Des sorcières comme les autres, Fabienne Dumont
Des sorcières comme les autres. Artistes et féministes dans la France des années 1970, Presses universitaires de Rennes, mai 2014, 568 pages, 26 €
Ecrivain(s): Fabienne DumontDans cet ouvrage issu de sa thèse Femmes, art et féminismes dans les années 1970 en France, soutenue en 2014, l’historienne de l’art Fabienne Dumont propose une défense et illustration de l’art des femmes de la décennie, mettant en évidence à la fois son intérêt, sa richesse, sa spécificité et sa sous-représentation dans les histoires de l’art et les espaces d’exposition.
C’est à cette sous-représentation que s’attache d’abord la chercheuse. Montrant la présence importante des femmes dans les écoles d’art, elle constate ensuite leur mise à l’écart des instances les plus légitimes de visibilité, en étudiant les revues d’art, les expositions des musées, les salons et les galeries d’art. Après cette première partie, Fabienne Dumont retrace l’histoire des réseaux alternatifs ayant tenté de compenser cette marginalisation des femmes. Elle s’attache en particulier à six collectifs : l’Union des femmes peintres et sculpteurs, Féminie-Dialogue, Femmes en lutte, Femmes/Arts, Art et regard des femmes. Tout en soulignant leur impact limité pour la reconnaissance de l’art des femmes sur la scène artistique, elle montre l’importance de ces groupes pour des créatrices isolées qui prennent ainsi conscience de la spécificité de leur condition d’artistes-femmes.

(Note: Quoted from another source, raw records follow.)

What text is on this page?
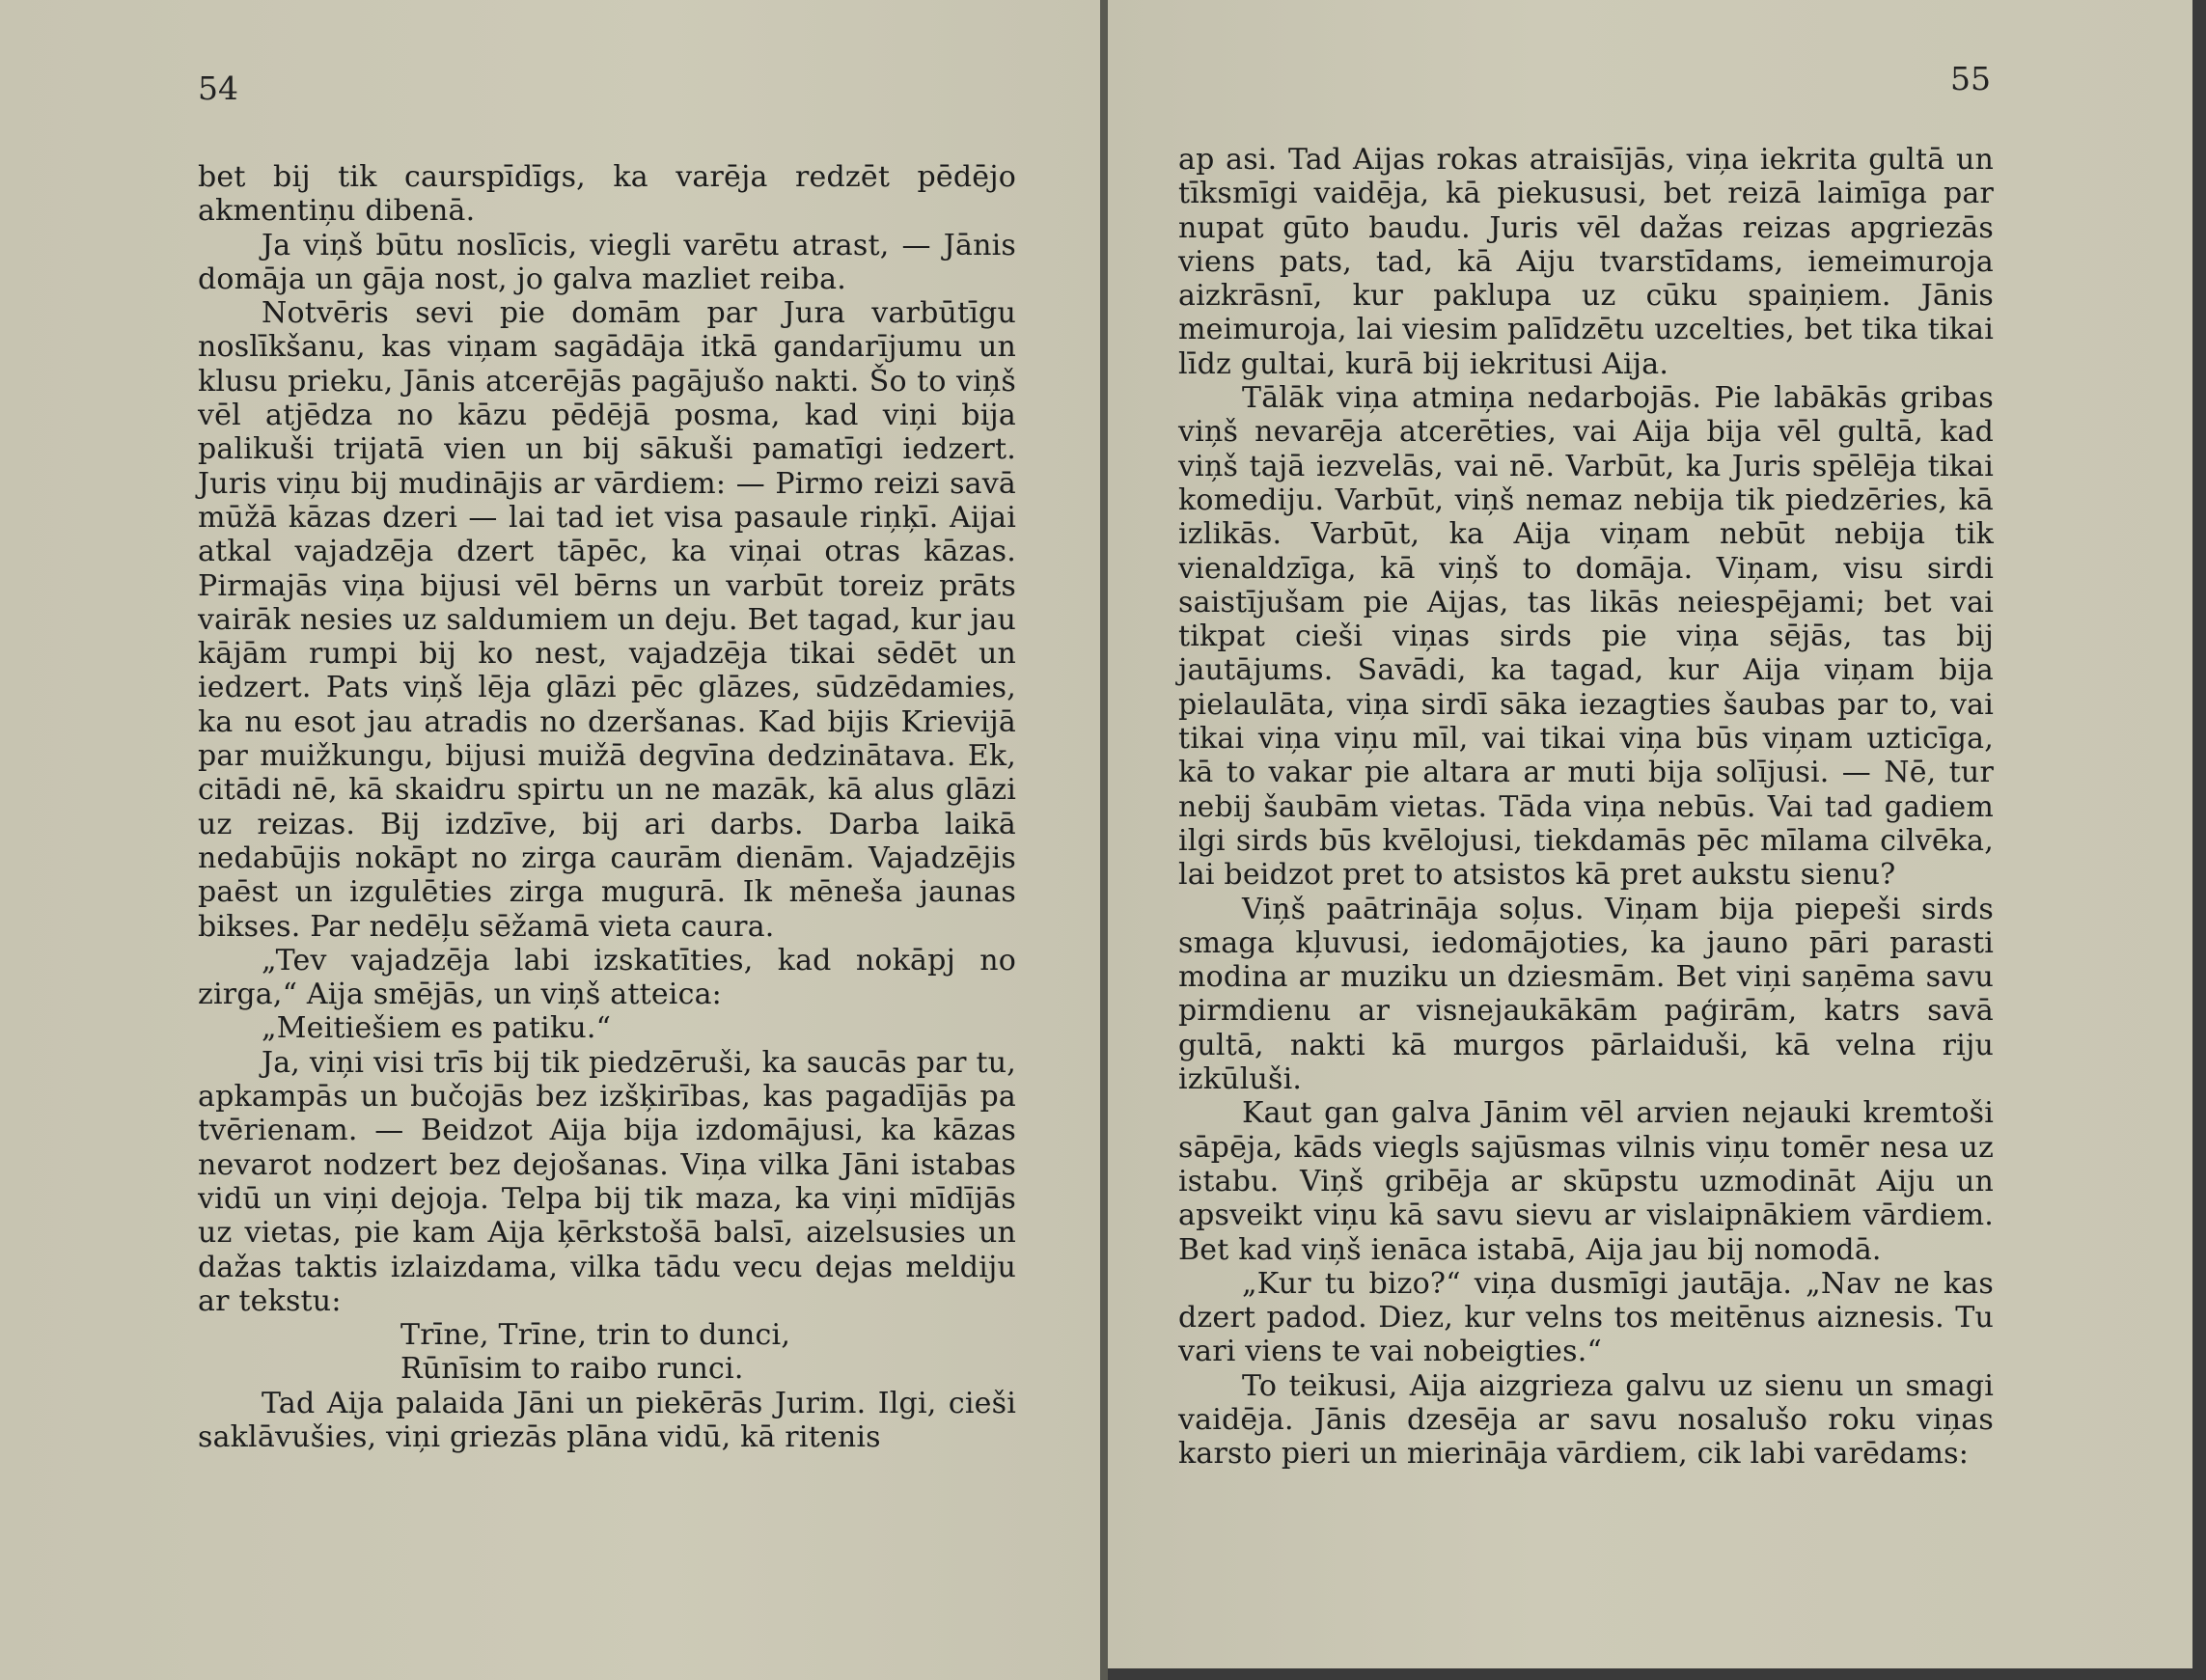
54

bet bij tik caurspīdīgs, ka varēja redzēt pēdējo akmentiņu dibenā.

Ja viņš būtu noslīcis, viegli varētu atrast, — Jānis domāja un gāja nost, jo galva mazliet reiba.

Notvēris sevi pie domām par Jura varbūtīgu noslīkšanu, kas viņam sagādāja itkā gandarījumu un klusu prieku, Jānis atcerējās pagājušo nakti. Šo to viņš vēl atjēdza no kāzu pēdējā posma, kad viņi bija palikuši trijatā vien un bij sākuši pamatīgi iedzert. Juris viņu bij mudinājis ar vārdiem: — Pirmo reizi savā mūžā kāzas dzeri — lai tad iet visa pasaule riņķī. Aijai atkal vajadzēja dzert tāpēc, ka viņai otras kāzas. Pirmajās viņa bijusi vēl bērns un varbūt toreiz prāts vairāk nesies uz saldumiem un deju. Bet tagad, kur jau kājām rumpi bij ko nest, vajadzēja tikai sēdēt un iedzert. Pats viņš lēja glāzi pēc glāzes, sūdzēdamies, ka nu esot jau atradis no dzeršanas. Kad bijis Krievijā par muižkungu, bijusi muižā degvīna dedzinātava. Ek, citādi nē, kā skaidru spirtu un ne mazāk, kā alus glāzi uz reizas. Bij izdzīve, bij ari darbs. Darba laikā nedabūjis nokāpt no zirga caurām dienām. Vajadzējis paēst un izgulēties zirga mugurā. Ik mēneša jaunas bikses. Par nedēļu sēžamā vieta caura.

„Tev vajadzēja labi izskatīties, kad nokāpj no zirga,“ Aija smējās, un viņš atteica:

„Meitiešiem es patiku.“

Ja, viņi visi trīs bij tik piedzēruši, ka saucās par tu, apkampās un bučojās bez izšķirības, kas pagadījās pa tvērienam. — Beidzot Aija bija izdomājusi, ka kāzas nevarot nodzert bez dejošanas. Viņa vilka Jāni istabas vidū un viņi dejoja. Telpa bij tik maza, ka viņi mīdījās uz vietas, pie kam Aija ķērkstošā balsī, aizelsusies un dažas taktis izlaizdama, vilka tādu vecu dejas meldiju ar tekstu:

Trīne, Trīne, trin to dunci,
Rūnīsim to raibo runci.

Tad Aija palaida Jāni un piekērās Jurim. Ilgi, cieši saklāvušies, viņi griezās plāna vidū, kā ritenis

55

ap asi. Tad Aijas rokas atraisījās, viņa iekrita gultā un tīksmīgi vaidēja, kā piekususi, bet reizā laimīga par nupat gūto baudu. Juris vēl dažas reizas apgriezās viens pats, tad, kā Aiju tvarstīdams, iemeimuroja aizkrāsnī, kur paklupa uz cūku spaiņiem. Jānis meimuroja, lai viesim palīdzētu uzcelties, bet tika tikai līdz gultai, kurā bij iekritusi Aija.

Tālāk viņa atmiņa nedarbojās. Pie labākās gribas viņš nevarēja atcerēties, vai Aija bija vēl gultā, kad viņš tajā iezvelās, vai nē. Varbūt, ka Juris spēlēja tikai komediju. Varbūt, viņš nemaz nebija tik piedzēries, kā izlikās. Varbūt, ka Aija viņam nebūt nebija tik vienaldzīga, kā viņš to domāja. Viņam, visu sirdi saistījušam pie Aijas, tas likās neiespējami; bet vai tikpat cieši viņas sirds pie viņa sējās, tas bij jautājums. Savādi, ka tagad, kur Aija viņam bija pielaulāta, viņa sirdī sāka iezagties šaubas par to, vai tikai viņa viņu mīl, vai tikai viņa būs viņam uzticīga, kā to vakar pie altara ar muti bija solījusi. — Nē, tur nebij šaubām vietas. Tāda viņa nebūs. Vai tad gadiem ilgi sirds būs kvēlojusi, tiekdamās pēc mīlama cilvēka, lai beidzot pret to atsistos kā pret aukstu sienu?

Viņš paātrināja soļus. Viņam bija piepeši sirds smaga kļuvusi, iedomājoties, ka jauno pāri parasti modina ar muziku un dziesmām. Bet viņi saņēma savu pirmdienu ar visnejaukākām paģirām, katrs savā gultā, nakti kā murgos pārlaiduši, kā velna riju izkūluši.

Kaut gan galva Jānim vēl arvien nejauki kremtoši sāpēja, kāds viegls sajūsmas vilnis viņu tomēr nesa uz istabu. Viņš gribēja ar skūpstu uzmodināt Aiju un apsveikt viņu kā savu sievu ar vislaipnākiem vārdiem. Bet kad viņš ienāca istabā, Aija jau bij nomodā.

„Kur tu bizo?“ viņa dusmīgi jautāja. „Nav ne kas dzert padod. Diez, kur velns tos meitēnus aiznesis. Tu vari viens te vai nobeigties.“

To teikusi, Aija aizgrieza galvu uz sienu un smagi vaidēja. Jānis dzesēja ar savu nosalušo roku viņas karsto pieri un mierināja vārdiem, cik labi varēdams:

Après un assez riche cahier central d’illustrations couleurs, les deux dernières parties traitent des œuvres elles-mêmes, divisées en « œuvres sans critiques féministes évidentes » et en « critiques des stéréotypes diffusés dans la société », chacune de ces parties étant elle-même organisée en chapitres thématiques centrés généralement sur la vision de la condition féminine proposée par les créatrices (« Une vision apaisée des femmes », « Place des femmes dans la vie publique : la revendication d’une image différente dans les médias »…). Le classement peut parfois paraître artificiel, mais il a l’intérêt de permettre un repérage dans une matière abondante, Fabienne Dumont ayant choisi de traiter d’un nombre élevé d’artistes. Ce choix est tout à fait compréhensible dans la perspective de l’auteure, qui s’attache à donner une visibilité à un corpus d’artistes absent de notre mémoire de l’art. Il nuit cependant à la lisibilité : on aurait préféré que les thématiques soient illustrées par une ou deux artistes, dont l’œuvre aurait pu alors être analysée plus en profondeur. Les annexes – ici composées de textes marquants de l’époque et d’une sélection d’entretiens avec les artistes – auraient dans ce cas pu être complétées d’une manière de dictionnaire des femmes artistes de la période. Notons cependant que les derniers chapitres proposent justement des développements plus longs, qui font mieux saisir au lecteur la démarche des artistes.
Il faut souligner pour finir que le propos de cet ouvrage érudit n’est pas seulement d’accroître le corpus des artistes de l’époque considérée : il est présenté comme un préalable à une refonte de l’histoire de l’art. La périodicité de celle-ci ne permet pas en effet d’y intégrer les créatrices. Alors que l’histoire de l’art dominante perçoit une unité dans l’art contestataire de la décennie 1965-1975, avec un pic autour de 1968, et une forme de retour à l’ordre à partir de 1974, la rupture se produit pour les créatrices plutôt au début des années soixante-dix, avec une retombée au début des années quatre-vingt. Ce décalage, qui peut paraître mince, entraîne pourtant leur quasi-éviction des grandes expositions consacrées à l’art de cette période. L’intégration de l’art des femmes dans l’histoire de l’art implique de la sorte un remaniement de celle-ci, que Fabienne Dumont place à l’horizon de ce travail. En attendant la réalisation de ce projet ambitieux, espérons également la parution d’une synthèse plus accessible au grand public de ce gros volume, à l’occasion, peut-être, d’une exposition que les reproductions du présent ouvrage font vivement souhaiter.